From such discrepancies arises a compelling moral case for aid; the case simply put, being that the suffering of the world’s poorest is acute while the sacrifice required from the world’s wealthiest in giving aid is trivial in comparison. We ought to give because the cost to us is small – only 70 cents out of every hundred dollars our nation earns, in the case of the Point Seven campaign – yet, at the same time, the potential benefits to others are huge.

I can flesh out the philosophy under this claim in the discussion later if people are interested but for now, with limited time, I want to look at the key question mark that hangs over the moral case I have provided. The question being: does aid work?
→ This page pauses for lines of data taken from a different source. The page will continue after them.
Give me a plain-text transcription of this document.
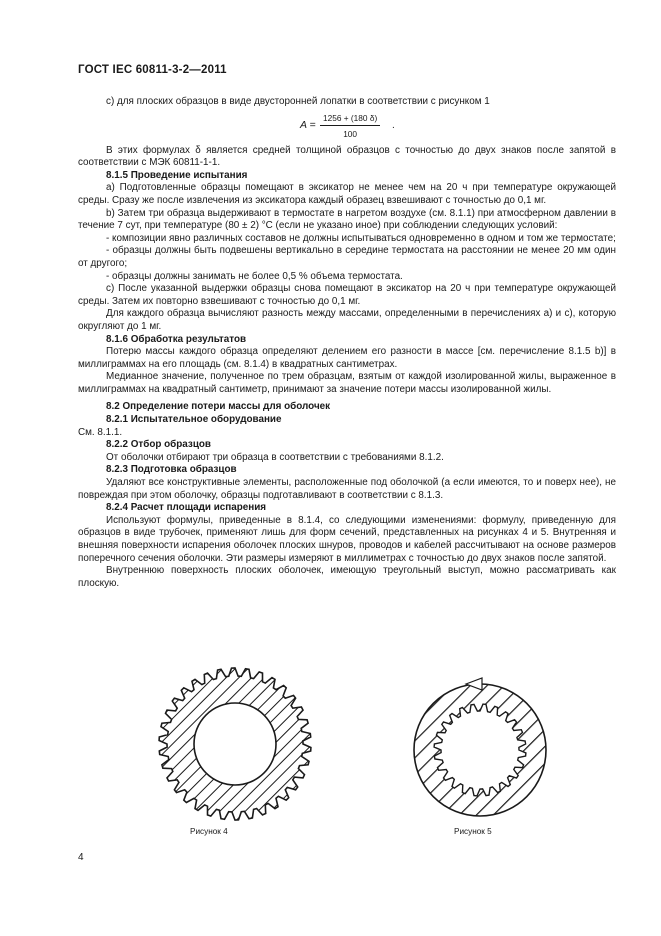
ГОСТ IEC 60811-3-2—2011

с) для плоских образцов в виде двусторонней лопатки в соответствии с рисунком 1

$A = \frac{1256 + (180 \delta)}{100}$ .

В этих формулах δ является средней толщиной образцов с точностью до двух знаков после запятой в соответствии с МЭК 60811-1-1.

8.1.5 Проведение испытания

а) Подготовленные образцы помещают в эксикатор не менее чем на 20 ч при температуре окружающей среды. Сразу же после извлечения из эксикатора каждый образец взвешивают с точностью до 0,1 мг.

b) Затем три образца выдерживают в термостате в нагретом воздухе (см. 8.1.1) при атмосферном давлении в течение 7 сут, при температуре (80 ± 2) °С (если не указано иное) при соблюдении следующих условий:

- композиции явно различных составов не должны испытываться одновременно в одном и том же термостате;

- образцы должны быть подвешены вертикально в середине термостата на расстоянии не менее 20 мм один от другого;

- образцы должны занимать не более 0,5 % объема термостата.

с) После указанной выдержки образцы снова помещают в эксикатор на 20 ч при температуре окружающей среды. Затем их повторно взвешивают с точностью до 0,1 мг.

Для каждого образца вычисляют разность между массами, определенными в перечислениях а) и с), которую округляют до 1 мг.

8.1.6 Обработка результатов

Потерю массы каждого образца определяют делением его разности в массе [см. перечисление 8.1.5 b)] в миллиграммах на его площадь (см. 8.1.4) в квадратных сантиметрах.

Медианное значение, полученное по трем образцам, взятым от каждой изолированной жилы, выраженное в миллиграммах на квадратный сантиметр, принимают за значение потери массы изолированной жилы.

8.2 Определение потери массы для оболочек

8.2.1 Испытательное оборудование

См. 8.1.1.

8.2.2 Отбор образцов

От оболочки отбирают три образца в соответствии с требованиями 8.1.2.

8.2.3 Подготовка образцов

Удаляют все конструктивные элементы, расположенные под оболочкой (а если имеются, то и поверх нее), не повреждая при этом оболочку, образцы подготавливают в соответствии с 8.1.3.

8.2.4 Расчет площади испарения

Используют формулы, приведенные в 8.1.4, со следующими изменениями: формулу, приведенную для образцов в виде трубочек, применяют лишь для форм сечений, представленных на рисунках 4 и 5. Внутренняя и внешняя поверхности испарения оболочек плоских шнуров, проводов и кабелей рассчитывают на основе размеров поперечного сечения оболочки. Эти размеры измеряют в миллиметрах с точностью до двух знаков после запятой.

Внутреннюю поверхность плоских оболочек, имеющую треугольный выступ, можно рассматривать как плоскую.

Рисунок 4	Рисунок 5
4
Because if it doesn’t – if it does no good or maybe even harms recipient nations – then it becomes very hard to cling to the argument that we should be obliged to give more of the it.
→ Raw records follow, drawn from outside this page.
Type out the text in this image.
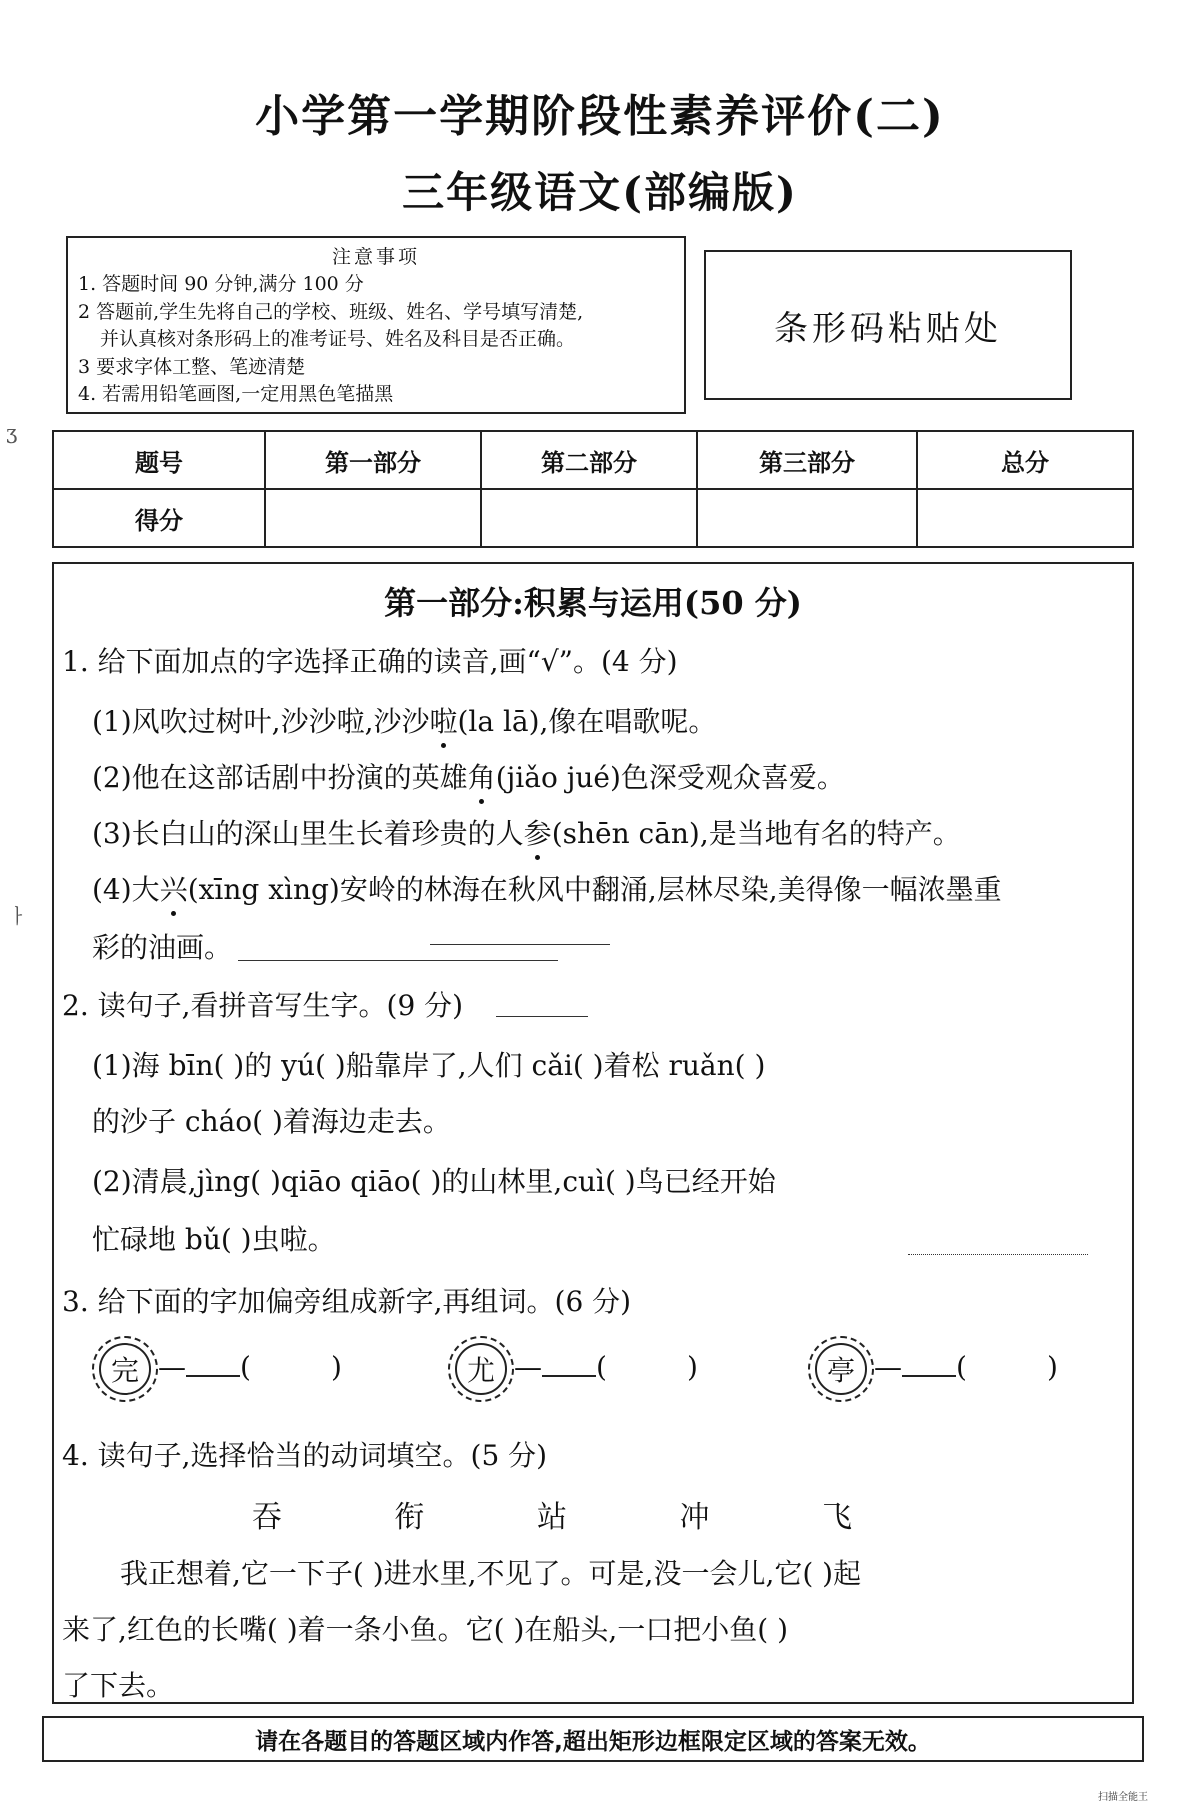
小学第一学期阶段性素养评价(二)
三年级语文(部编版)
注意事项
1. 答题时间 90 分钟,满分 100 分
2 答题前,学生先将自己的学校、班级、姓名、学号填写清楚,
并认真核对条形码上的准考证号、姓名及科目是否正确。
3 要求字体工整、笔迹清楚
4. 若需用铅笔画图,一定用黑色笔描黑
条形码粘贴处
ʒ
ㅏ
题号	第一部分	第二部分	第三部分	总分
得分				
第一部分:积累与运用(50 分)
1. 给下面加点的字选择正确的读音,画“√”。(4 分)
(1)风吹过树叶,沙沙啦,沙沙啦(la lā),像在唱歌呢。
(2)他在这部话剧中扮演的英雄角(jiǎo jué)色深受观众喜爱。
(3)长白山的深山里生长着珍贵的人参(shēn cān),是当地有名的特产。
(4)大兴(xīng xìng)安岭的林海在秋风中翻涌,层林尽染,美得像一幅浓墨重
彩的油画。
2. 读句子,看拼音写生字。(9 分)
(1)海 bīn( )的 yú( )船靠岸了,人们 cǎi( )着松 ruǎn( )
的沙子 cháo( )着海边走去。
(2)清晨,jìng( )qiāo qiāo( )的山林里,cuì( )鸟已经开始
忙碌地 bǔ( )虫啦。
3. 给下面的字加偏旁组成新字,再组词。(6 分)
完 — (         )	尤 — (         )	亭 — (         )
4. 读句子,选择恰当的动词填空。(5 分)
吞	衔	站	冲	飞
我正想着,它一下子( )进水里,不见了。可是,没一会儿,它( )起
来了,红色的长嘴( )着一条小鱼。它( )在船头,一口把小鱼( )
了下去。
请在各题目的答题区域内作答,超出矩形边框限定区域的答案无效。
扫描全能王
Unsurprisingly, perhaps, the claim that aid doesn’t work is the argument most often heard from those who believe that we shouldn’t increase aid: people such as Helen Hughes of the ironically named Australian business interest group “the Centre for Independent Studies”.

And these critics have an enviable arsenal at their disposal when arguing that aid doesn’t work. This is because there are numerous examples of squandered aid money and failed aid projects. Examples that they appeal to when they make their arguments against aid.

The story they tell is often a convincing one. Yet it is also relies on a profoundly one-sided reading of the evidence at hand. This is because, for every tale of an aid failure, there examples of aid successes to counter the pessimism. A recent article in Foreign Policy Magazine written by three more honest aid sceptics notes as much, conceding that:

Aid has accomplished some great things. On the health front, smallpox has been eradicated, infant mortality rates have been lowered, and illnesses such as diarrhea and river blindness have been widely treated. Aid programs have improved women’s access to modern contraception in Bangladesh and Egypt and helped increase school enrollment in Uganda and Burkina Faso…In the last decade, aid has helped restore peace and order after conflicts in places including Bosnia, East Timor, and Sierra Leone. In addition, aid can be a vehicle for policy advice and dialogue between recipients and outsiders.

Aid in short, can work, but – at the same time – it can fail: something that happens too often.

Which brings me to the central point that I want to make tonight: I think that we should increase aid, and meet our obligations to the world’s poor. At the same time though I think that this increase needs to be part of a contract between New Zealand’s aid community and the New Zealand taxpayer. The contract being that, as we increase aid levels we need to increase our efforts to find out what works.

In saying this, just to be clear, I should point out here that we are not, as it stands, completely ignorant in when it comes to figuring out what sort of aid works. Already we have some indication of what best practice in aid giving looks like. For a start, the aid that is given needs to be given genuinely – something that didn’t happen in the cold war and still doesn’t happen with many country’s aid. However, in New Zealand, we do avoid most of the worst aspects of so-called boomerang giving. We don’t for example give aid that is tied to purchases of New Zealand goods.

There are also numerous guidelines for effective aid practice in existence, such as the Paris Declaration. And these I think are useful, but they are not perfect and tend to rely on assumptions of best practice rather than proven outcomes.

The aid community also, it should be noted, makes a concerted effort – via monitoring and evaluation – to assess the effectiveness of aid projects. And this is useful – although I think that it tends to be constrained by scope.

What is needed is to compliment this existing work is rigorous quantitative research that looks beyond individual projects and examines whole regions and countries. This is the sort of research that involves health researchers, sociologists and economists.

And this is what I think we need to increase as we increase our aid levels.